Yongnuo YN 35 mm f/2.0 - test obiektywu
7. Koma, astygmatyzm i bokeh
Centrum, f/2.0 | Róg APS-C, f/2.0 | Róg FF, f/2.0 |
Centrum, f/2.8 | Róg APS-C, f/2.8 | Róg FF, f/2.8 |
Drugą przyczyną jest niewątpliwie astygmatyzm. Nie jest on tak duży jak koma, ale też zauważalnie daje się we znaki. W zasadzie on też jest książkowy, co pokazuje poniższy wykres uzyskany z pomiarów na największej tablicy testowej. Osobno tutaj zaznaczyliśmy MTF-y dla granicy pionowej i osobno dla granicy poziomej.
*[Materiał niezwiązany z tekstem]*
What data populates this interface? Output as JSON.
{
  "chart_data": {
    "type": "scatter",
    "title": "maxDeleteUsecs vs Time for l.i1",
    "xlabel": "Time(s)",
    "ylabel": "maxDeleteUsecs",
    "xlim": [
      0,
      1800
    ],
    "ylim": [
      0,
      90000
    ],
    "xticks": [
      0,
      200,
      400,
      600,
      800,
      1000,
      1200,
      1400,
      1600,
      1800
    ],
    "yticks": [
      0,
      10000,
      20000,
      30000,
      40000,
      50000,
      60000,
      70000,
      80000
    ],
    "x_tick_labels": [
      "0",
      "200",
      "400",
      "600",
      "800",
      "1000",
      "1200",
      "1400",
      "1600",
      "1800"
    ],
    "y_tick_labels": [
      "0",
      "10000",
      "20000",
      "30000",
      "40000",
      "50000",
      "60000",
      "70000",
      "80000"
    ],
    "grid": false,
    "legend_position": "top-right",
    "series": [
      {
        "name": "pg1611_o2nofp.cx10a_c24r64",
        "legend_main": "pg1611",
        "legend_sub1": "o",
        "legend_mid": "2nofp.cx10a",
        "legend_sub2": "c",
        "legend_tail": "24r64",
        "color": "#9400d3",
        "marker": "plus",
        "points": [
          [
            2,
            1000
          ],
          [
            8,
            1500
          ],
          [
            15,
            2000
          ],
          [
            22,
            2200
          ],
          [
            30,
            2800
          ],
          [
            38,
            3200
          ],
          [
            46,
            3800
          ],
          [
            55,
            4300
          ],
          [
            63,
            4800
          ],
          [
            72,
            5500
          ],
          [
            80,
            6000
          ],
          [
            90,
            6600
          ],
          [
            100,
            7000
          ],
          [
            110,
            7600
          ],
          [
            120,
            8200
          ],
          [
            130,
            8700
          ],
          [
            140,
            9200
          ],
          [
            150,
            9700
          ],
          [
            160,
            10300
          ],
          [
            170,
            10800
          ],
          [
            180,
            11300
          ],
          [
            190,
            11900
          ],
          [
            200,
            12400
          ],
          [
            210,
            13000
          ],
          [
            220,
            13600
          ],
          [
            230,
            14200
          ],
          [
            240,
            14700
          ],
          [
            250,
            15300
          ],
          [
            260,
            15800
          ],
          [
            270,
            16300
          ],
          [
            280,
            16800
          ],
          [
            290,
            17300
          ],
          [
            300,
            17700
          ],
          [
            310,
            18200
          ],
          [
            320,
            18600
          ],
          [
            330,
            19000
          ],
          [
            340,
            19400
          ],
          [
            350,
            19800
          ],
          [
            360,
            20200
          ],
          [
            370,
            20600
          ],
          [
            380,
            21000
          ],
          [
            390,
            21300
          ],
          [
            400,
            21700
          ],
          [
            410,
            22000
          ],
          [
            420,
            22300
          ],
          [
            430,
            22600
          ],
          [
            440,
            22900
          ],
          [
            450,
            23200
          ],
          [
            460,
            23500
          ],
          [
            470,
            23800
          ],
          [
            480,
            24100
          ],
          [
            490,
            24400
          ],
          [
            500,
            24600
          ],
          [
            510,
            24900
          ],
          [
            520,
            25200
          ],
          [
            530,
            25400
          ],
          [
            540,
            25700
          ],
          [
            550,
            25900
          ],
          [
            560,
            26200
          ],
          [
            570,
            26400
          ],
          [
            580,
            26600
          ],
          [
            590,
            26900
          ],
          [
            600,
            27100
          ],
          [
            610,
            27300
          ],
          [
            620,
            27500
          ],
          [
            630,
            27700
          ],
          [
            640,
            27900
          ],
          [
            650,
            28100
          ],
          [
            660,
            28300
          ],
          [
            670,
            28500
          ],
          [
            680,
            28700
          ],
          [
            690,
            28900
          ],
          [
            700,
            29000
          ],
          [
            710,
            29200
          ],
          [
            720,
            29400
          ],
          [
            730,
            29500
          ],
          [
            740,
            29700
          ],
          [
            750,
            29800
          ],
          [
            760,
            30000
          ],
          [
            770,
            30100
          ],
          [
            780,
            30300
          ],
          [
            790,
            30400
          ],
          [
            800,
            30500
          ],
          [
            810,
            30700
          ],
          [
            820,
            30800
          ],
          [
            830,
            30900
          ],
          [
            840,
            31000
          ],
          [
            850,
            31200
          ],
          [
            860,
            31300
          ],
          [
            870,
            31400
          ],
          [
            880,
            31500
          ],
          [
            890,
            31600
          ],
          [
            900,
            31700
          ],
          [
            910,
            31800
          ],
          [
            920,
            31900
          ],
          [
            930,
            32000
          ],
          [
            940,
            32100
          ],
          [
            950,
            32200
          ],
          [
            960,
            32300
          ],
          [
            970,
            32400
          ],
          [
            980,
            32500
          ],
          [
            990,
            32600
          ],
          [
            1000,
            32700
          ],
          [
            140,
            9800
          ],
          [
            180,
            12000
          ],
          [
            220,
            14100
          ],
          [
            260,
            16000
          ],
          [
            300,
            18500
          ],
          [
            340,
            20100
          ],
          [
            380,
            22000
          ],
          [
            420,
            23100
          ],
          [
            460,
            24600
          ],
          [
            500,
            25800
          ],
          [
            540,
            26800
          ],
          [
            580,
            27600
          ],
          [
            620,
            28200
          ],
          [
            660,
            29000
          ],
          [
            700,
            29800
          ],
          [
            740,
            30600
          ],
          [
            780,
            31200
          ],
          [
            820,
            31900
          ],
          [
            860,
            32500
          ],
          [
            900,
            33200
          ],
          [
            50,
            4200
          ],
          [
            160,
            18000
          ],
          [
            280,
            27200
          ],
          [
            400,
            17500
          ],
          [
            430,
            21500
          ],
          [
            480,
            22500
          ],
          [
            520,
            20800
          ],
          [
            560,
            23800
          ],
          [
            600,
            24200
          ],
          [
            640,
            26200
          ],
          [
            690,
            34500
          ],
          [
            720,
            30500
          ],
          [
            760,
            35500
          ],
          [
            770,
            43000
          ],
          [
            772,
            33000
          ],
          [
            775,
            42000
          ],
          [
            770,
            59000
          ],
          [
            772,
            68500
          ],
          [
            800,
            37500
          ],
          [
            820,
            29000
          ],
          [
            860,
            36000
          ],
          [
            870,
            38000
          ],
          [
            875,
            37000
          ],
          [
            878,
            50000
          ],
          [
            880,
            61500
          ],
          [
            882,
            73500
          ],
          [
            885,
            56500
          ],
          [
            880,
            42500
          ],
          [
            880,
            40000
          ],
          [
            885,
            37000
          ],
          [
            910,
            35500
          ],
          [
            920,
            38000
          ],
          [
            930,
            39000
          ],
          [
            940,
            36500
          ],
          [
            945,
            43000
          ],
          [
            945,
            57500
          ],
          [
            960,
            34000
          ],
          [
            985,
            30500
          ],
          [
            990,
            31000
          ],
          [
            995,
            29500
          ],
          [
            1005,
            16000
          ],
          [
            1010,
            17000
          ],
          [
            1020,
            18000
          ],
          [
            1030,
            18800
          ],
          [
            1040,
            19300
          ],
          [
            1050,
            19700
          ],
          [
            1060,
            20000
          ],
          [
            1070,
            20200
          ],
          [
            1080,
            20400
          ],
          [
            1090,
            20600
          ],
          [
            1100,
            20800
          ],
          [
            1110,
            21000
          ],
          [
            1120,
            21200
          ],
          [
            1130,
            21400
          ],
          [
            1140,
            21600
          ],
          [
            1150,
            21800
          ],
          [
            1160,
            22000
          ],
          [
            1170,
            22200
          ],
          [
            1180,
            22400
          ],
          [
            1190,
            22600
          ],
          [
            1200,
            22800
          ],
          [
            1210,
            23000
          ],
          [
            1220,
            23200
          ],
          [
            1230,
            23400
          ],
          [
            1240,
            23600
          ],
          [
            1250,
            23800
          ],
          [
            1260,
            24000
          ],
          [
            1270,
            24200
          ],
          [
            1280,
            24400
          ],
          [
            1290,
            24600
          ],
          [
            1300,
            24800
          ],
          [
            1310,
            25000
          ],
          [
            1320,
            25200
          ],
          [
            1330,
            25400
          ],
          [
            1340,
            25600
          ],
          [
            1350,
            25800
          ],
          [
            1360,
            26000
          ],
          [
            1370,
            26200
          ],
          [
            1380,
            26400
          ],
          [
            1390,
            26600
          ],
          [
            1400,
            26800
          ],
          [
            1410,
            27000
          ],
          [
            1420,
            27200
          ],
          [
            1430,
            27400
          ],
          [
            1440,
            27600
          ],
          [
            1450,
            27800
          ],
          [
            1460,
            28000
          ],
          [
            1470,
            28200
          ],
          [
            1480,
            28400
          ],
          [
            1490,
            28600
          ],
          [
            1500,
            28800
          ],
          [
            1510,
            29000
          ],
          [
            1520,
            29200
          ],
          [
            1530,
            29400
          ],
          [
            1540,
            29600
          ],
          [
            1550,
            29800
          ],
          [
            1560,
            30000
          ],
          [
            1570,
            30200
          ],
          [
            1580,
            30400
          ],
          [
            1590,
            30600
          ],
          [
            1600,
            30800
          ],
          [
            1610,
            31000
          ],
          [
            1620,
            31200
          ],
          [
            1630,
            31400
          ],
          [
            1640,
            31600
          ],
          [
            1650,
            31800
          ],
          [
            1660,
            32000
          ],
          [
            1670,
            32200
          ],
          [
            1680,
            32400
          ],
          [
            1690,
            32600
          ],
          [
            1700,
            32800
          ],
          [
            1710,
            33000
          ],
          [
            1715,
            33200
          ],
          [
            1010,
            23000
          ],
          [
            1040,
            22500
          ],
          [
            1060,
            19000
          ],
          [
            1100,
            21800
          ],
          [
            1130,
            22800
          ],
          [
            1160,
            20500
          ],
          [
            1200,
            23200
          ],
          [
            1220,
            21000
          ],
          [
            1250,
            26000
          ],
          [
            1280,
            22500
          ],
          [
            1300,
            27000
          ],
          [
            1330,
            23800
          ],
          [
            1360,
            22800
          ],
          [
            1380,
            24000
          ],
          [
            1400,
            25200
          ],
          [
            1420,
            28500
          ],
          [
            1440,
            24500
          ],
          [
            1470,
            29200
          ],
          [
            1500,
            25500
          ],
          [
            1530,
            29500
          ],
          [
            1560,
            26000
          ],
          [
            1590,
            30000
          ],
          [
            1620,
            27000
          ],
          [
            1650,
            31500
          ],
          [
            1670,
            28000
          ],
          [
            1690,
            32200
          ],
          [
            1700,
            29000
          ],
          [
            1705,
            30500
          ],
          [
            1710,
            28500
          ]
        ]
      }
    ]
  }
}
Na maksymalnym otworze względnym różnica pomiędzy poziomymi i pionowymi wartościami funkcji MTF50 sięga ponad 18% i zmniejsza się do 10.7% dla f/2.8. Astygmatyzm robi się niewielki (6%) dla przysłony f/4.0, ale, jak widać z wykresu, znika dopiero dla f/5.6–8.0.
Nie mamy za to zastrzeżeń do wyglądu obrazów pozaogniskowych. Rozkład światła w krążkach jest dość równy, a efekty związane z winietowaniem mechanicznym znikają całkowicie już dla f/4.0.